In today’s topography, Paramount Global has a mountain of streaming platforms. This time next year, the portfolio could amount to a hill of beans.
Most of Paramount Global’s streaming services are going up the river: The Showtime app will be shuttered in September when it’s fully integrated with Paramount+. A majority-stake sale of BET Media Group, including BET+, is on the block, attracting high-profile potential buyers like Tyler Perry, Byron Allen, and Diddy. Also up for sale is Noggin, basically the company’s Nick Jr.-junior streaming brand, according to the Wall Street Journal.
Back in March 2021, the struggling CBS All Access became Paramount+ and by the end of 2022, Paramount+ boasted “nearly” 56 million subscribers. Showtime, both linear and streaming, as well as BET+ and Noggin, tacked on another 21 million or so subscriptions. (That’s mostly Showtime. Paramount does not break out numbers for BET+ and Noggin services and can you blame it?)
Those three represent 60 percent of Paramount’s streaming brands, but in no way do they represent the majority of its streaming business.
All told, Paramount’s streaming subs grew 2.5x in those two years — the vast majority at the core service, now called Paramount+. In that time, while the Viacom cable channels’ business decayed (save one “Yellowstone” on the random Paramount Network, basically), it became clear to leadership what was viable business worth investing in and what was just another streaming service. Now it’s time for cost-cutting to respond to the cord-cutting, and it’s all going to look very different.
The Showtime brand will live on via a million “Dexters” and a billion “Billions.” Showtime linear, as well as the priciest Paramount+ option that includes Showtime programming, will be rebranded as “Paramount+ with Showtime” and it will get even pricier.
A big piece of Paramount streaming is as un-pricey as it gets: Free. At the end of 2022, Paramount’s ad-supported Pluto TV reached nearly 79 million monthly active users and is a market leader. It could be tempting to fold Pluto into Paramount+ as a free entry-level option, though even rival NBCUniversal’s Peacock is exiting that approach. The Pluto TV brand is a strong enough to go it alone and there are no plans to integrate it into Paramount+, insiders maintain.
With both ad-supported and ad-free tiers, Paramount+ is not yet profitable. In 2022, direct-to-consumer revenue rose 47 percent, but costs outpaced the increase at 56 percent. Content spend won’t go down yet; last year, Paramount spent about $4 billion on streaming content and Paramount Global CEO Bob Bakish believes this year will see peak streaming spend. Operational efficiency is another matter; with the Showtime integration, Paramount Global CFO Naveen Chopra said the combination of services and staffs should create a writedown of $1.3-$1.5 billion in Q1 2023.
How to grow revenue growth, control spending, and be more efficient? Get rid of — and get a few bucks for — the dead weight.

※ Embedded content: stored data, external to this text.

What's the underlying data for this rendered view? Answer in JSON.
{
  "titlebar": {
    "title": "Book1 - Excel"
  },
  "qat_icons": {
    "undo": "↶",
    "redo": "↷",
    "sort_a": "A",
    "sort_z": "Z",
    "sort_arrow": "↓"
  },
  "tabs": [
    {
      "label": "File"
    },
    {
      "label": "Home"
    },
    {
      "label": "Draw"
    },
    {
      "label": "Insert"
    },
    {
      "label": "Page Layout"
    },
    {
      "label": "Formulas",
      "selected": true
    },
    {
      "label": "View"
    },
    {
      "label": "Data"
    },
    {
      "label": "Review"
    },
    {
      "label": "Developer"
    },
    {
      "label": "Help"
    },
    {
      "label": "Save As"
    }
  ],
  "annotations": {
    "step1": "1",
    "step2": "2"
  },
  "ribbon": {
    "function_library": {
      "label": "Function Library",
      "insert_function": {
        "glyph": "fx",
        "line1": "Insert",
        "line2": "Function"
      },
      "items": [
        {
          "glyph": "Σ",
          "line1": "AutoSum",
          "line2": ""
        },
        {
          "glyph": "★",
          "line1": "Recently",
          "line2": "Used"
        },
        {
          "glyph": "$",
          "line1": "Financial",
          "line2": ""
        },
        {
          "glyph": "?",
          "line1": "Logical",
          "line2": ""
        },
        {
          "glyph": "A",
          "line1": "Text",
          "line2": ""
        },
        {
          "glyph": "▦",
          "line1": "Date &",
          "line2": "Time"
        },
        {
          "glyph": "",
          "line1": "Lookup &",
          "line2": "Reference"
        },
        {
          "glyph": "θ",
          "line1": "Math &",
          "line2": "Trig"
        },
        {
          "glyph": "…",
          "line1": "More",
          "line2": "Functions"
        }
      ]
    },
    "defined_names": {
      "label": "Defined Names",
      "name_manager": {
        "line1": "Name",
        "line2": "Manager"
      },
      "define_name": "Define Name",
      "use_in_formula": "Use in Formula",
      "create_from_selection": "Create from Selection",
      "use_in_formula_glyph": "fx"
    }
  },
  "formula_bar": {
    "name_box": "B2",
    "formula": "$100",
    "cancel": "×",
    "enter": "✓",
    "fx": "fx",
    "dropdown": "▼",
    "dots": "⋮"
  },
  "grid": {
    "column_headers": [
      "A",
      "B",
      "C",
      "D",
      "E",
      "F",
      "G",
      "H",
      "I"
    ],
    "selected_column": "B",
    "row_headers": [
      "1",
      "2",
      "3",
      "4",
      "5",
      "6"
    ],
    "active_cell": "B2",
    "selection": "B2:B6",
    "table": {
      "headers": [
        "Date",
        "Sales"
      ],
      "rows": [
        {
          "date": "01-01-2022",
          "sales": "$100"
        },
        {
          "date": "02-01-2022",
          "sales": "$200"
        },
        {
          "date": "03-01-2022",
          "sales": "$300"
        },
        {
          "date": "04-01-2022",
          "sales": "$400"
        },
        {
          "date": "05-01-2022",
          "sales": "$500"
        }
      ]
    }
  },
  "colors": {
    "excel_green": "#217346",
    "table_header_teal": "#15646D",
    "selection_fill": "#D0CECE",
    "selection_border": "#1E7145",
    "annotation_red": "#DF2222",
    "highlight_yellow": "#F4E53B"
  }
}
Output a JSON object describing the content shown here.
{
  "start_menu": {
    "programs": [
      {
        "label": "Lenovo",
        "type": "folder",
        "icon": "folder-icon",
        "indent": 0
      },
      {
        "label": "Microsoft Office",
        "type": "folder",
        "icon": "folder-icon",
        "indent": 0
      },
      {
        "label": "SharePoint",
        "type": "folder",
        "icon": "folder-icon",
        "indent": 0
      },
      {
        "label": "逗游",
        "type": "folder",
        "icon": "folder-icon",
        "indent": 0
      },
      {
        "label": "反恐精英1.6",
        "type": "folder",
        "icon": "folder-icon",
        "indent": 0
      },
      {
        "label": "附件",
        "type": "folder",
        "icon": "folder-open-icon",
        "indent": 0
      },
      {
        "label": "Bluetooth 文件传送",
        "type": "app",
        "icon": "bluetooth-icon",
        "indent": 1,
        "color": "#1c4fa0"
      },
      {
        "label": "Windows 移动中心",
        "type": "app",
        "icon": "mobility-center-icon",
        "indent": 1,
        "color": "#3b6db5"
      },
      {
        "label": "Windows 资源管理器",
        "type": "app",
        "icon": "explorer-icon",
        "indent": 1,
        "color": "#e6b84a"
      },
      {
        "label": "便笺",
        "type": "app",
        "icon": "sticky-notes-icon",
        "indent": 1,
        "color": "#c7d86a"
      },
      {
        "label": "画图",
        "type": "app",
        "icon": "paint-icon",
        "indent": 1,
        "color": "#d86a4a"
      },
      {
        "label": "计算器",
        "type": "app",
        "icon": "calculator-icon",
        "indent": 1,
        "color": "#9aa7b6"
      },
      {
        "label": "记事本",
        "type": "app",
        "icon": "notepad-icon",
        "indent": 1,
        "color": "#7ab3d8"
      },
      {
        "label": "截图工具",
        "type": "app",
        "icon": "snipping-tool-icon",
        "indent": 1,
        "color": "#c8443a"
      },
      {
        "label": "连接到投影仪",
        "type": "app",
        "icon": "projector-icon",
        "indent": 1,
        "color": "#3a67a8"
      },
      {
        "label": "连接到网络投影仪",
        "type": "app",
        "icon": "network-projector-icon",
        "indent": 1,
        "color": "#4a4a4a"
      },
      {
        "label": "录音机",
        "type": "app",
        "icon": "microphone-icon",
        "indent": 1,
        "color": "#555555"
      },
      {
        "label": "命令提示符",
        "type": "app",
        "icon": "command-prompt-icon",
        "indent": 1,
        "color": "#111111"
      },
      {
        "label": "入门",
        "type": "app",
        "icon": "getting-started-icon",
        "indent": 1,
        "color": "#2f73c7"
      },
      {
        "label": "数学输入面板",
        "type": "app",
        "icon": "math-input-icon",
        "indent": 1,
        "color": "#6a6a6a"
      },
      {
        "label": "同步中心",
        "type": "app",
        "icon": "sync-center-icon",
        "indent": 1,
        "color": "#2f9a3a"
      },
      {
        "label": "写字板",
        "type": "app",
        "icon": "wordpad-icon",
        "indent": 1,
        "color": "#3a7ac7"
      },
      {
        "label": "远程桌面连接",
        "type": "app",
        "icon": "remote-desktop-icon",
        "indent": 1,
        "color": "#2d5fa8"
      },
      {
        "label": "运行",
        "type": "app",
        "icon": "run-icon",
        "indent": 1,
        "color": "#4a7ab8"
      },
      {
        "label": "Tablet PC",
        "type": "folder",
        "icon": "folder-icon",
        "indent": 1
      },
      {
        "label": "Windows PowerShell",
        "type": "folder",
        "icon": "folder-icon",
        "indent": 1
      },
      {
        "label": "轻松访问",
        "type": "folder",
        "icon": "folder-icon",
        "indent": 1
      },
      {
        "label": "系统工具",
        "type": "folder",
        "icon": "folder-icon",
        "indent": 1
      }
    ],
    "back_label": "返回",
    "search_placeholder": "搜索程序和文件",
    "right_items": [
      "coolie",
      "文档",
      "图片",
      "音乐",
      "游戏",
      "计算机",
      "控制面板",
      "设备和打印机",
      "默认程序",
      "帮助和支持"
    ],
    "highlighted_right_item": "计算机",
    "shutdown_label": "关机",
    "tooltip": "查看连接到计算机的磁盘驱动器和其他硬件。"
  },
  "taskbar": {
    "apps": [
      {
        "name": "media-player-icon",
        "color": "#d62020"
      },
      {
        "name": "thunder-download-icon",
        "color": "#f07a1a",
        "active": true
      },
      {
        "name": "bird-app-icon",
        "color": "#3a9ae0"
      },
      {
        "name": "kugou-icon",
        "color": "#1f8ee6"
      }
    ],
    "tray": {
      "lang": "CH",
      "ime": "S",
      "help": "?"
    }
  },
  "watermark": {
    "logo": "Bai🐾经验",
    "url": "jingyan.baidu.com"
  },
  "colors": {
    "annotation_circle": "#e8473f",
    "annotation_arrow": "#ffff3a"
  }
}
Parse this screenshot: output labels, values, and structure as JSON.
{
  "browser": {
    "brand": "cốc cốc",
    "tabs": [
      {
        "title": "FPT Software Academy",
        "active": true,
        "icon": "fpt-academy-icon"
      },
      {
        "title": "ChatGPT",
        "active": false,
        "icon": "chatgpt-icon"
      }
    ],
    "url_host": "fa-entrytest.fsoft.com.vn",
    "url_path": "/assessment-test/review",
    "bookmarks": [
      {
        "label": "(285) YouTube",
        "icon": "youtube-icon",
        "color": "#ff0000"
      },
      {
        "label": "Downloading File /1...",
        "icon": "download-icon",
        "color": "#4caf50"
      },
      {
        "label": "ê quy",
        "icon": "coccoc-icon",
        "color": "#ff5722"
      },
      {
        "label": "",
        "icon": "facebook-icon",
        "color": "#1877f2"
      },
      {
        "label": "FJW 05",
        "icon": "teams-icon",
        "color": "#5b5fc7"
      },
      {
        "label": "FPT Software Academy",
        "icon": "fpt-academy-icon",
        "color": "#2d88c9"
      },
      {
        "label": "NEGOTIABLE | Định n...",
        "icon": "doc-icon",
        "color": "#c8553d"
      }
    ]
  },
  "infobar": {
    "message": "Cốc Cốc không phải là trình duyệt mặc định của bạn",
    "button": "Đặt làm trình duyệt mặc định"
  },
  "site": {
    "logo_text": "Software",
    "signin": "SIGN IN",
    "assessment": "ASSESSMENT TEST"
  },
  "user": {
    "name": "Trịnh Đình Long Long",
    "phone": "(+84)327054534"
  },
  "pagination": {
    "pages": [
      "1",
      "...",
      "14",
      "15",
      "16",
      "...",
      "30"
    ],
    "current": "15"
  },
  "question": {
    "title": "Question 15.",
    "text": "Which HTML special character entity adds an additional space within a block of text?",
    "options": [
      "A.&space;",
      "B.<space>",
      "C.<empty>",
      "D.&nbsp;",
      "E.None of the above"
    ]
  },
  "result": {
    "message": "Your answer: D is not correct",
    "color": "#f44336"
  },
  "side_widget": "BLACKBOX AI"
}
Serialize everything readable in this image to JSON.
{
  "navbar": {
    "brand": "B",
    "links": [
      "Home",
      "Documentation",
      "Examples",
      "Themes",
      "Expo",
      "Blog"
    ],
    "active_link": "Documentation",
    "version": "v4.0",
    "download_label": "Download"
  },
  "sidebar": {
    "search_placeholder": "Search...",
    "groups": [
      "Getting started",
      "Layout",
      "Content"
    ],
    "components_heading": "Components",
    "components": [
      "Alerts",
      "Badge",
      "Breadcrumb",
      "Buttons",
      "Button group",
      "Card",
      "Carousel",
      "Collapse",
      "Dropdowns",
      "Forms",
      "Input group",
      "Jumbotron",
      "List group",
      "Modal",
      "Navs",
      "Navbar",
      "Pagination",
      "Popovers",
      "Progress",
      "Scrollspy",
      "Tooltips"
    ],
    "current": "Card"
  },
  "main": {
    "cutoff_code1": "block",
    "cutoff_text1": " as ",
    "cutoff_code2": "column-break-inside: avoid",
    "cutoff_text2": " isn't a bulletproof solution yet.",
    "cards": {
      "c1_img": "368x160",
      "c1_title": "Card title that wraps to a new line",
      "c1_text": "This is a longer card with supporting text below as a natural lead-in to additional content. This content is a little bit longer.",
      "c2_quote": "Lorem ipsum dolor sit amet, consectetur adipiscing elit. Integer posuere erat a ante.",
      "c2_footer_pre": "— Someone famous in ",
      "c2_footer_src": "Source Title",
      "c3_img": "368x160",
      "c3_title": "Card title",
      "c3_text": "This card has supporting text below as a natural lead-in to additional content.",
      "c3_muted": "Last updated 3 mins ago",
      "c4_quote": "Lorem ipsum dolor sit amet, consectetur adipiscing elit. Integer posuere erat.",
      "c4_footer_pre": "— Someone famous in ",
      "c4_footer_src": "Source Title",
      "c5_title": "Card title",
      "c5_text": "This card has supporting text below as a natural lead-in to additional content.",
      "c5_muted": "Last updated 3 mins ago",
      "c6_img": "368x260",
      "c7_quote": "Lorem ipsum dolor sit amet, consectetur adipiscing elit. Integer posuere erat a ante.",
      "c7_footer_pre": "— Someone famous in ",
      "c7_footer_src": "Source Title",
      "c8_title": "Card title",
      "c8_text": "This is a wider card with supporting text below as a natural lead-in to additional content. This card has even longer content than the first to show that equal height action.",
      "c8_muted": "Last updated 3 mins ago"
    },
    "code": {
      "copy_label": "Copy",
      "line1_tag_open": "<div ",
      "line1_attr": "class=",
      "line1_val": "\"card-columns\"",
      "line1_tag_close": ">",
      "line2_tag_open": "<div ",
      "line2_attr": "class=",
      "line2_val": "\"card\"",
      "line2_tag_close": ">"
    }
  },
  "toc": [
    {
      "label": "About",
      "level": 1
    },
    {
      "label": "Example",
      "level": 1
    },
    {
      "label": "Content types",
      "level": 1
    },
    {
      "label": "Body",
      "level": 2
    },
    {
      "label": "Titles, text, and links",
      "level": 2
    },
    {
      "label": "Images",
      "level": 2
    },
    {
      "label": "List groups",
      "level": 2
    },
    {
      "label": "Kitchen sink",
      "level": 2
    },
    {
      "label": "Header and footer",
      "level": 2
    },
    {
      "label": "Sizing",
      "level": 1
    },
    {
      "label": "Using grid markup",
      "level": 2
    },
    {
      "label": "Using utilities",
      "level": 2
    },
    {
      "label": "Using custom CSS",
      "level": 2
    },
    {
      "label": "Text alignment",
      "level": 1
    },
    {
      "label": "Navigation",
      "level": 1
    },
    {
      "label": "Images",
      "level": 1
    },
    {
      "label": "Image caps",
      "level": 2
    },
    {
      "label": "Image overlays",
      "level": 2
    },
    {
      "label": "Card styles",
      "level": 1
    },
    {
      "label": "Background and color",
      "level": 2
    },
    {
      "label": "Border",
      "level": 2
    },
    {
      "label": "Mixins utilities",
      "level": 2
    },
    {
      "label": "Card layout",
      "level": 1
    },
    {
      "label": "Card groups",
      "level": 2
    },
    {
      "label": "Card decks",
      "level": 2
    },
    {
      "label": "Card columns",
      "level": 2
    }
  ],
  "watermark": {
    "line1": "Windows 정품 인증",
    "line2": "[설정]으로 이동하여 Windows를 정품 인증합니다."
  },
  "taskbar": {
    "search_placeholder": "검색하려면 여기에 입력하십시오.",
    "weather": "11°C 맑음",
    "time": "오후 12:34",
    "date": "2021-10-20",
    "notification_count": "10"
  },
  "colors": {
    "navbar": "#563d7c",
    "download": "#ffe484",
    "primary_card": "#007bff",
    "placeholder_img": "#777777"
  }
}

Per WSJ, the idea behind selling a majority stake in Noggin (which currently streams Nickelodeon kids’ shows like “Paw Patrol” and “Peppa Pig”) is to increase the brand’s revenue potential. Paramount wants to sell control to a party that’s interested in making it an interactive learning platform and the studio would retain a stake.
A spokesperson for Paramount confirmed to IndieWire that it is accepting offers for a majority stake in BET Media Group, which includes the BET and VH1 cable channels as well as BET+. The spokesperson declined to discuss a potential sale of Noggin.
There’s also the possibility that all of Paramount may be for sale: Bakish has repeatedly stated that a priority for all major corporate decisions is making it an attractive target for potential acquisition. The would-be buyers out there: There’s NBCU parent Comcast, and tech giants Apple and Amazon have practically unlimited funds. Media consolidation, like the streaming wars, may only be getting started.